Do you make mistakes? Have you ever done any in your career or life? It is normal to be wrong sometimes. What distinguishes good mistakes from bad ones is how we react after we’ve made them. Your resilience determines your ability to carry on despite these obstacles.
A long series of positive mistakes
Do you remember your first mistakes? They are the ones who built you. When you were just a few months old and reached for something a little too far, you discovered that you could roll from your back to your tummy by moving your body. Later, you discovered walking, through several trials and errors of coordination. Human beings learn through imitation, experimentation and especially mistakes. How many of you have tried and learned from your mistake that fire burns?
From a very young age, and throughout your school career, your educators and teachers have let you try. They let you make mistakes so that you can find the best solutions.
Understanding of mistakes
The main element of learning through error is understanding. In order to learn, one must understand. While children may need a lot of trial and error to understand, in the professional world it’s a little different.
Some organizations do not tolerate mistakes, whether it is related to their culture or their business: mistakes are unacceptable. They often have a bureaucratic management style, with many written procedures.
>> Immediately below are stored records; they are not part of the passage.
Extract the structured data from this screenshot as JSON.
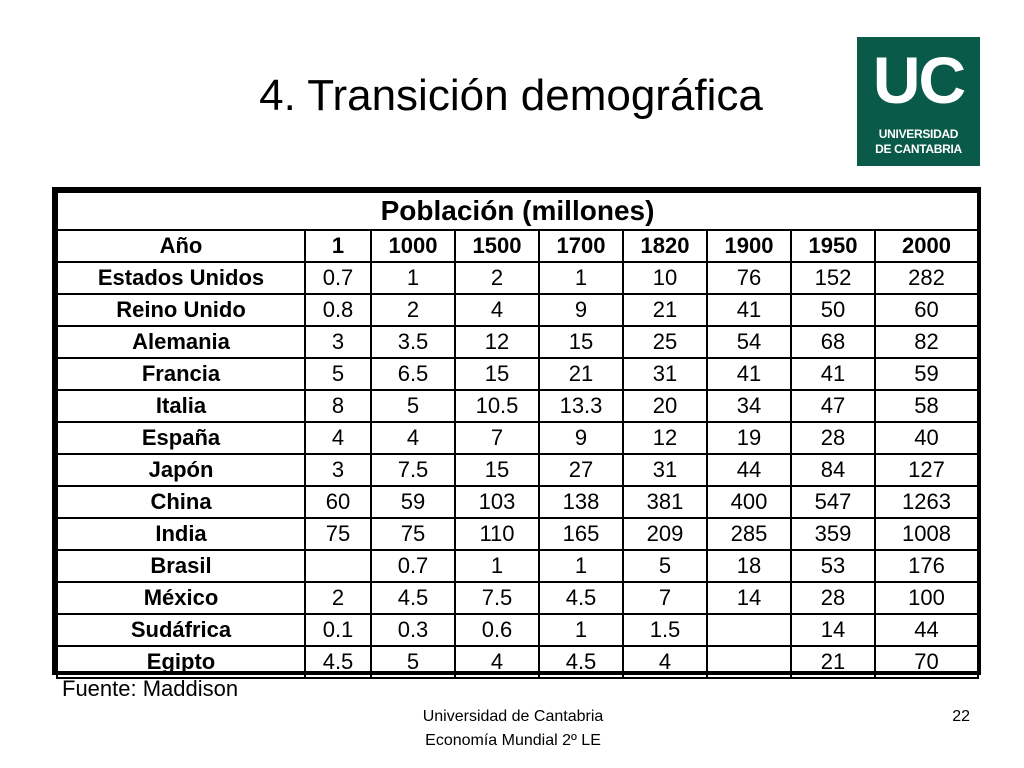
{
  "slide": {
    "title": "4. Transición demográfica",
    "logo": {
      "main": "UC",
      "line1": "UNIVERSIDAD",
      "line2": "DE CANTABRIA"
    },
    "source": "Fuente: Maddison",
    "footer": {
      "line1": "Universidad de Cantabria",
      "line2": "Economía Mundial 2º LE"
    },
    "page_number": "22"
  },
  "table": {
    "caption": "Población (millones)",
    "header": [
      "Año",
      "1",
      "1000",
      "1500",
      "1700",
      "1820",
      "1900",
      "1950",
      "2000"
    ],
    "rows": [
      [
        "Estados Unidos",
        "0.7",
        "1",
        "2",
        "1",
        "10",
        "76",
        "152",
        "282"
      ],
      [
        "Reino Unido",
        "0.8",
        "2",
        "4",
        "9",
        "21",
        "41",
        "50",
        "60"
      ],
      [
        "Alemania",
        "3",
        "3.5",
        "12",
        "15",
        "25",
        "54",
        "68",
        "82"
      ],
      [
        "Francia",
        "5",
        "6.5",
        "15",
        "21",
        "31",
        "41",
        "41",
        "59"
      ],
      [
        "Italia",
        "8",
        "5",
        "10.5",
        "13.3",
        "20",
        "34",
        "47",
        "58"
      ],
      [
        "España",
        "4",
        "4",
        "7",
        "9",
        "12",
        "19",
        "28",
        "40"
      ],
      [
        "Japón",
        "3",
        "7.5",
        "15",
        "27",
        "31",
        "44",
        "84",
        "127"
      ],
      [
        "China",
        "60",
        "59",
        "103",
        "138",
        "381",
        "400",
        "547",
        "1263"
      ],
      [
        "India",
        "75",
        "75",
        "110",
        "165",
        "209",
        "285",
        "359",
        "1008"
      ],
      [
        "Brasil",
        "",
        "0.7",
        "1",
        "1",
        "5",
        "18",
        "53",
        "176"
      ],
      [
        "México",
        "2",
        "4.5",
        "7.5",
        "4.5",
        "7",
        "14",
        "28",
        "100"
      ],
      [
        "Sudáfrica",
        "0.1",
        "0.3",
        "0.6",
        "1",
        "1.5",
        "",
        "14",
        "44"
      ],
      [
        "Egipto",
        "4.5",
        "5",
        "4",
        "4.5",
        "4",
        "",
        "21",
        "70"
      ]
    ]
  }
}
Conversely, liberated companies offer their teams the right to make mistakes, as long as they learn from their mistakes. These organizations expect everyone to understand and change their ways, and even evolve the entire organization.
Positive mistakes, source of innovation
Mistakes are the basis of the scientific process: observe the world, make hypotheses, imagine an experiment to test, obtain the results and finally interpret them to confirm or deny the hypothesis.
Mistakes can produce some pretty interesting results for an organization. The discovery of new and unknown things often goes through this avenue. But examples of innovations resulting from pure mistakes are rare. In general, an experiment that gives a negative result invites closer observation, to determine the elements that impact the result.
Let’s take the example of the discovery of artemisinin in the treatment of malaria. As quinine and chloroquinine worked less and less well, more than 40,000 molecules were tested, somewhat randomly, and without success. It was in the 70s. Tu Youyou began by studying ancient texts to discover a plant that was effective against recurrent fevers, one of the main symptoms of malaria. From there, she sought to extract the active ingredient. It took her several trials to find the technique and obtain the molecule. Thereafter, she continued her research to improve the molecule and combine it with another to get the best results. Her work was awarded the Nobel Prize in Physiology or Medicine in 2015.
If a member of your team seems to be making a mistake, what do you do? Be sure to assess the risk to your organization, to colleagues or to yourself. Also, assess the learning that he will be able to get from it and accompany him to learn as much as possible. Finally, stay tuned, because his mistake could lead you to tracks you don’t know!
Then fail! Fail fast! Fail a lot, while managing the risks.